Rimvydas Valatka | 15min.lt
Necrophiliac patriots have scored one more victory in their backward game of history. A week ago, someone desecrated tombstones over the heart of Polish hero Jozef Pilsudski and his mother in Rasos cemetery. The Gediminas Columns were painted on both sides of the Marshal’s memorial. It seems that the full-blown war that the rulers of Seimas wage against double-ues have moved to cemeteries.
It is easy for freaks fighting in the front of the dead to secure victories. The dead, as is well-known, cannot defend themselves and Polish gravestones are aplenty, even in the most Lithuanian parts of Lithuania.
Most Lithuanians understand that one must be a true freak at heart in order to start smearing gravestones. Respect for the deceased, both friends and enemies, is still one of the basic values of any nation. For some, it seems, even this value seems bothersome.
The attack against the tomb brings shame to the entire country.

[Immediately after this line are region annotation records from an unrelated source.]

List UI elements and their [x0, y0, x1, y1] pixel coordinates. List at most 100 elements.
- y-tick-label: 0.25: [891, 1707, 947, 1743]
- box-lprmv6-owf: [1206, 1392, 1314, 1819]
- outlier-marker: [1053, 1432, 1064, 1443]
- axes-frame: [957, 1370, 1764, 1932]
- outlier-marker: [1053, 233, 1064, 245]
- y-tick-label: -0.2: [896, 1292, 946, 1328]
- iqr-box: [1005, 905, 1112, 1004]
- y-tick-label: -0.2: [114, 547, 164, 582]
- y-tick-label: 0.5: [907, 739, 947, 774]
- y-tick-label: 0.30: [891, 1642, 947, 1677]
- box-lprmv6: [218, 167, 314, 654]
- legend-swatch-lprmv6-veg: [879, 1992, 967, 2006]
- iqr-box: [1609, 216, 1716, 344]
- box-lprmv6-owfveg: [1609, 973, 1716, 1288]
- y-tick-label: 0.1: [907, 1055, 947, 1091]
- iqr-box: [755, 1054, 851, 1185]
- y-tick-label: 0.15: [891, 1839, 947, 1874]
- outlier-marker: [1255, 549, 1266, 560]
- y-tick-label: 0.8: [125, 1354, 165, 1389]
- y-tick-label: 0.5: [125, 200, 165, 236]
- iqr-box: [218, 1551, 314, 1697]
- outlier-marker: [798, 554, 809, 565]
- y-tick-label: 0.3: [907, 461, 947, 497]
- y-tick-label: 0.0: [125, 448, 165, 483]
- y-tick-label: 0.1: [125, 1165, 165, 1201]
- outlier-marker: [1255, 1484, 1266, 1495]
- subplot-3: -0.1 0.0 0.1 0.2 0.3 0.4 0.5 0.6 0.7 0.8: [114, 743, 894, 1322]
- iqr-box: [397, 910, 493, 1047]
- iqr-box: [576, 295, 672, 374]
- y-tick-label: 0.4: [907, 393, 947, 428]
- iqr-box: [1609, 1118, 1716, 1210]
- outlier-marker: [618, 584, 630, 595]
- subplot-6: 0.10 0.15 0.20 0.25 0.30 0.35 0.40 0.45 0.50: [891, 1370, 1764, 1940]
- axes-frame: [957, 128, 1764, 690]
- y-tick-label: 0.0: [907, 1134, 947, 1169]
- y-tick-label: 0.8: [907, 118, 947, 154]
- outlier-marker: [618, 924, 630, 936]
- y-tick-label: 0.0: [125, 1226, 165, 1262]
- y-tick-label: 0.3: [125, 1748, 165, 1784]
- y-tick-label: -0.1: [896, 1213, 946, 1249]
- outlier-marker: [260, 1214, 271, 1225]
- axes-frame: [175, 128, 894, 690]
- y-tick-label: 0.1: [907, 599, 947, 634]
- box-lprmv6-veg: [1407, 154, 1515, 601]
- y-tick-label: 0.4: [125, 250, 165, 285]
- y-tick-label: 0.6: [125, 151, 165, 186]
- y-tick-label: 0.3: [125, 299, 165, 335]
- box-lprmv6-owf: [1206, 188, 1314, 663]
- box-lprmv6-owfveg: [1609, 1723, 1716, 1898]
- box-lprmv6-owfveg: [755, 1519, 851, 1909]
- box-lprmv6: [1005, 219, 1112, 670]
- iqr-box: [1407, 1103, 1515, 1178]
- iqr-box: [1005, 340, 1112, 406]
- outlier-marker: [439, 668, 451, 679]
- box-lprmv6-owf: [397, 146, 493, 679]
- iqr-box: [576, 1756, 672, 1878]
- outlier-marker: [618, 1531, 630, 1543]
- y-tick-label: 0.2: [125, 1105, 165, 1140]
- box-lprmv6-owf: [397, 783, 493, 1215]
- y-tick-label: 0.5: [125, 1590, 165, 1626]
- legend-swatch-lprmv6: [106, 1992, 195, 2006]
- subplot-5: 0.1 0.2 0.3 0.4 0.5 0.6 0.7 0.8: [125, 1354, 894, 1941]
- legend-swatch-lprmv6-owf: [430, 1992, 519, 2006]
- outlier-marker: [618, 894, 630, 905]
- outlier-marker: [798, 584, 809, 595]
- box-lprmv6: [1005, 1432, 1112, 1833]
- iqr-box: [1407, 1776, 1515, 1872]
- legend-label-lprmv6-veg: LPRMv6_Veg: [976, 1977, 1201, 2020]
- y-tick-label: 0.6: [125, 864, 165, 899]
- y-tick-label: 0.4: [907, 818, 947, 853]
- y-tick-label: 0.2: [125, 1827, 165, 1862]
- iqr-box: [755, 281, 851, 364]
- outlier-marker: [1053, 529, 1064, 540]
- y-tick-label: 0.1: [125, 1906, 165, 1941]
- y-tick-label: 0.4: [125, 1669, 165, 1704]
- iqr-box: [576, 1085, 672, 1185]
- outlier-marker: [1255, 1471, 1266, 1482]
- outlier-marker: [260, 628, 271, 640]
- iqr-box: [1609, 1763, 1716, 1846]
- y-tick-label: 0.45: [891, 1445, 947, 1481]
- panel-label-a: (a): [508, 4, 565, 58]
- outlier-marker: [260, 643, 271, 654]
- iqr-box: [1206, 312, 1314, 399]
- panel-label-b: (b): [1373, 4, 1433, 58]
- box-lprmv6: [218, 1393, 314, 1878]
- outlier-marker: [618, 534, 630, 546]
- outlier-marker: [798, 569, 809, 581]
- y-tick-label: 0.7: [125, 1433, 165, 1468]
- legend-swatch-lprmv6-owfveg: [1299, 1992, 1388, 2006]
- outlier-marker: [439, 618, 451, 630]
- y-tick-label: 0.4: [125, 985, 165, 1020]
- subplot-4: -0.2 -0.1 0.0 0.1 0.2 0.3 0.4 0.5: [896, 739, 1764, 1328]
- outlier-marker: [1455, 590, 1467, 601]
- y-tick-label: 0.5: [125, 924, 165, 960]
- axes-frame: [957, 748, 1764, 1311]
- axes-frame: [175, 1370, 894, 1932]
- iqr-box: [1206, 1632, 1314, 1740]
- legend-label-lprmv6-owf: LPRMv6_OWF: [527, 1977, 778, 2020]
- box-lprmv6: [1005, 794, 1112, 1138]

On the other hand, it is ironic – the nationalistic tomb vandals have made fools of themselves, big time. Pilsudski would have never found anything insulting about the Gediminas Columns. The Marshal, who came from an old Lithuanian family and though of himself as Lithuanian, had great respect for the symbol, the Grand Duchy of Luthuania, and the Lithuanian people – much greater than those in the 21st century who can only demonstrate their love for the country by smearing graves.
Let’s stop shooting at the past, shall we? Let’s stop fighting the dead.
Did Pilsudski wage war with Lithuania and occupied Vilnius? That he did. He was part of his times. Weapons and divisions deployed in Eastern and Central Europe were stronger arguments than mutual agreements. Did we not act similarly when we annexed Klaipėda (Memelland)? Ours was a perfectly-executed operation using a method we learned from Marshal Pilsudski. Does that mean we have to repent now? Annexation of Klaipėda was one of Lithuania’s boldest political moves in the last century.
So why feel any resentment? Especially since it is almost 73 years since Vilnius was returned to the Lithuanian hands.
Where does the current spite come from? Why do some still stick to their grudge, believing they are being wronged? Why this masochistic desire to play victim, while in fact – perhaps it is time to admit – we are victors of the 20th century history?
It is well possible that crusaders against double-ues (let alone the cemetery vandals) are not in fact afraid of Poland or Poles, but rather of themselves. We are still afraid to be victors. Because according to principles of “managed democracy”, being a victor means great responsibility. A victor does not avenge – as a petty dictator would – a victor is noble and takes care of people – the weak, the minorities. And what is a victim’s responsibility? None. A victim simply sighs, cries, and complains about being victimized.
It seems that this is exactly what we fear – a spiritual transition from the looser camp to the winner camp. The discrepancy becomes increasingly apparent every day – and so many victim thinking-inspired relapses have surfaced lately.
Do we like adopting this humiliating pose? We haven’t had enough of being victims? Is this something that the nation needs – or merely several political retards who are using the situation to maintain their undeserved access to political power?
It is time we quit being the country of parallel realities. If we do not accept the title of winners – bestowed as it was upon us by History and God – and do not develop the sensibility of winners, it won’t be long before we become losers once again. For good. Let’s stop shooting at the past, shall we? Let’s stop fighting the dead.